Le 5 octobre, les images des deux cadres s’enfuyant chemise arrachée ont provoqué une vague de jubilation dans de larges secteurs du monde du travail. Cette réaction est révélatrice d’une crise profonde des rapports sociaux, comme de la représentation politique quand face à des suppressions d’emplois en hausse constante, les deux options proposées aux salariés sont « fermez-la » (droite) ou « soyez d’accord » (gauche) pour toujours plus de chômage.
Ces images ont inévitablement évoqué la Révolution française, avec les nobles qui allaient à l’échafaud la chemise blanche déchirée. Les cadres escaladant les grillages rappellent aussi les refugiés passant les barrières pour fuir la misère. Pour une fois, la peur avait changé de camp.
Nos dominants gouvernant de plus en plus par la peur, ce camouflet est pour eux très inquiétant. Cela explique leur rage unanime et leur volonté d’écraser la rébellion : mises à pied sans solde de cinq salariés du sol et de deux pilotes, gardes à vue, menaces de prison et de licenciement – pour une simple chemise...

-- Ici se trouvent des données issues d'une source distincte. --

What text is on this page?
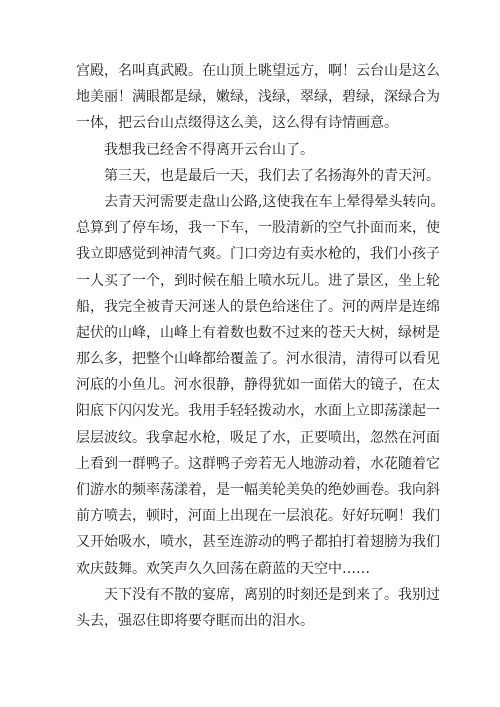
宫殿，名叫真武殿。在山顶上眺望远方，啊！云台山是这么
地美丽！满眼都是绿，嫩绿，浅绿，翠绿，碧绿，深绿合为
一体，把云台山点缀得这么美，这么得有诗情画意。
　　我想我已经舍不得离开云台山了。
　　第三天，也是最后一天，我们去了名扬海外的青天河。
　　去青天河需要走盘山公路,这使我在车上晕得晕头转向。
总算到了停车场，我一下车，一股清新的空气扑面而来，使
我立即感觉到神清气爽。门口旁边有卖水枪的，我们小孩子
一人买了一个，到时候在船上喷水玩儿。进了景区，坐上轮
船，我完全被青天河迷人的景色给迷住了。河的两岸是连绵
起伏的山峰，山峰上有着数也数不过来的苍天大树，绿树是
那么多，把整个山峰都给覆盖了。河水很清，清得可以看见
河底的小鱼儿。河水很静，静得犹如一面偌大的镜子，在太
阳底下闪闪发光。我用手轻轻拨动水，水面上立即荡漾起一
层层波纹。我拿起水枪，吸足了水，正要喷出，忽然在河面
上看到一群鸭子。这群鸭子旁若无人地游动着，水花随着它
们游水的频率荡漾着，是一幅美轮美奂的绝妙画卷。我向斜
前方喷去，顿时，河面上出现在一层浪花。好好玩啊！我们
又开始吸水，喷水，甚至连游动的鸭子都拍打着翅膀为我们
欢庆鼓舞。欢笑声久久回荡在蔚蓝的天空中……
　　天下没有不散的宴席，离别的时刻还是到来了。我别过
头去，强忍住即将要夺眶而出的泪水。
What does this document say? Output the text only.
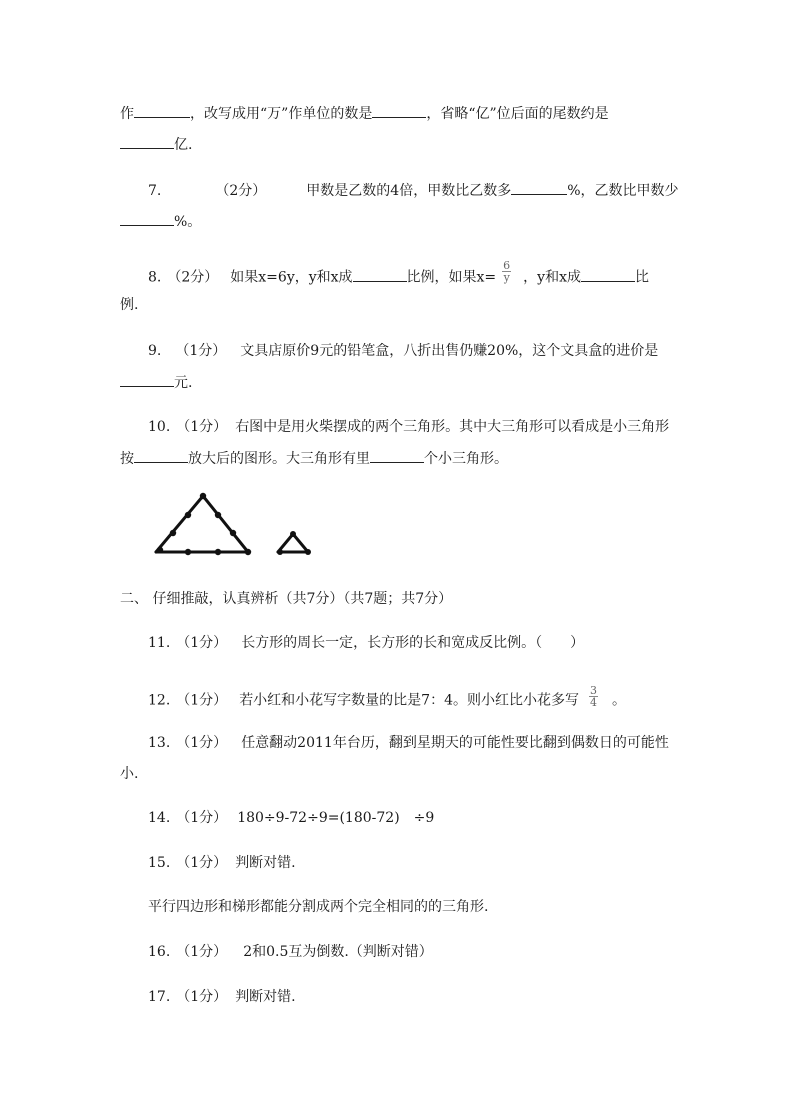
作	，改写成用“万”作单位的数是	，省略“亿”位后面的尾数约是
亿.
7.	（2分）	甲数是乙数的4倍，甲数比乙数多	%，乙数比甲数少
%。
8. （2分） 如果x=6y，y和x成	比例，如果$x= \frac{6}{y}$ ，y和x成	比
例.
9. （1分） 文具店原价9元的铅笔盒，八折出售仍赚20%，这个文具盒的进价是
元.
10. （1分） 右图中是用火柴摆成的两个三角形。其中大三角形可以看成是小三角形
按	放大后的图形。大三角形有里	个小三角形。
二、 仔细推敲，认真辨析（共7分）（共7题；共7分）
11. （1分） 长方形的周长一定，长方形的长和宽成反比例。（　　）
12. （1分） 若小红和小花写字数量的比是7：4。则小红比小花多写 $\frac{3}{4}$ 。
13. （1分） 任意翻动2011年台历，翻到星期天的可能性要比翻到偶数日的可能性
小.
14. （1分） 180÷9-72÷9=(180-72)　÷9
15. （1分） 判断对错.
平行四边形和梯形都能分割成两个完全相同的的三角形.
16. （1分） 2和0.5互为倒数.（判断对错）
17. （1分） 判断对错.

Le fort soutien populaire aux salariés d’Air France annonce-t-il un début de contre-offensive après plusieurs années de luttes partielles éclatées ? Il marque en tout cas la perception de plus en plus partagée PS = droite, ravageuse pour le parti au pouvoir. Les déclarations haineuses du premier ministre, traitant les salariés de voyous alors qu’il n’a que des mots doux pour les patrons qui spéculent, empochent et n’embauchent pas, ne font que la conforter. Valls a montré son vrai visage, mais du coup il perd en popularité. Hollande l’a senti, qui a essayé de s’en démarquer, suivi par Ségolène Royal qui dit qu’il ne faudrait pas de licenciements secs. Le bal des faux-culs a commencé... Mais il est révélateur d’une importante crise à venir.
Le mouvement à Air France n’est pas fini : le plan est reporté de trois mois, la direction est discréditée dans l’entreprise et l’Intersyndicale renforcée (fait historique depuis 40 ans, elle rassemble pilotes, hôtesses et stewards ainsi que personnels au sol).
Les deux seuls syndicats extérieurs à l’Intersyndicale font même du rétropédalage : la CFDT a été contrainte d’appeler au rassemblement devant l’Assemblée nationale qui a réuni 3000 salariés le 22 octobre. La CGC, qui était coupée en deux, avec son secteur navigant partie prenante de l’Intersyndicale et les cadres du sol qui soutenaient la direction, a fini par rejoindre les autres syndicats dans le vote unanime d’un droit d’alerte contre le plan Perform, adopté au comité central d’entreprise le jour même du rassemblement.
Car Air France fait des bénéfices… mais en veut toujours plus. Rappelons que pour un chiffre d’affaires de 25 milliards, elle dispose d’un résultat opérationnel de 2 milliards. Il est vrai que ses besoins de financement sont colossaux pour l’achat d’avions, mais aussi et surtout pour mener la guerre économique avec les mastodontes du transport aérien et pour rétribuer ses actionnaires dans un secteur en pleine croissance, dopé par la baisse du prix du pétrole.
Les travailleurs du cargo (fret) d’Air France ont été à l’avant-garde le 5 octobre, confortés par une manifestation de 1500 salariés regroupant fraternellement toutes les corporations. Désignés ces dernières années comme coûtant le plus cher dans la compagnie, ils étaient les plus menacés et avaient le plus payé. Ils ne sont pas tombés dans le piège que la direction leur tendait, consistant à désigner cette fois les pilotes – après, cela aurait été au tour des hôtesses et stewards, puis des escales de province...
Le cargo, ce sont ceux qui avaient démarré le mouvement historique d’octobre 1993, rejoints ensuite par les salariés de l’entretien puis des aéroports. Cette grève qui paralysa les aéroports parisiens pendant deux semaines, reçut un large soutien populaire et finit par faire tomber le PDG, avait aussi été annonciatrice du grand mouvement de novembre-décembre 1995.
L’écho incroyable de l’action du 5 octobre le prouve, de grands mouvements sont à venir. Au NPA d’y contribuer, en continuant à inventer une nouvelle représentation politique des salariés et des opprimés A nous d’étendre la lutte à Air France et dans tout le pays : pour des emplois dignes et des salaires corrects, contre la division des travailleurs, pour virer ces patrons voyous et faire échec à la répression en interdisant toute sanction.
Une échéance importante sera la mobilisation devant le tribunal correctionnel de Bobigny, le 2 décembre prochain, en soutien aux salariés d’Air France mis en examen. Cela doit être une mobilisation sociale et politique de toutes et tous.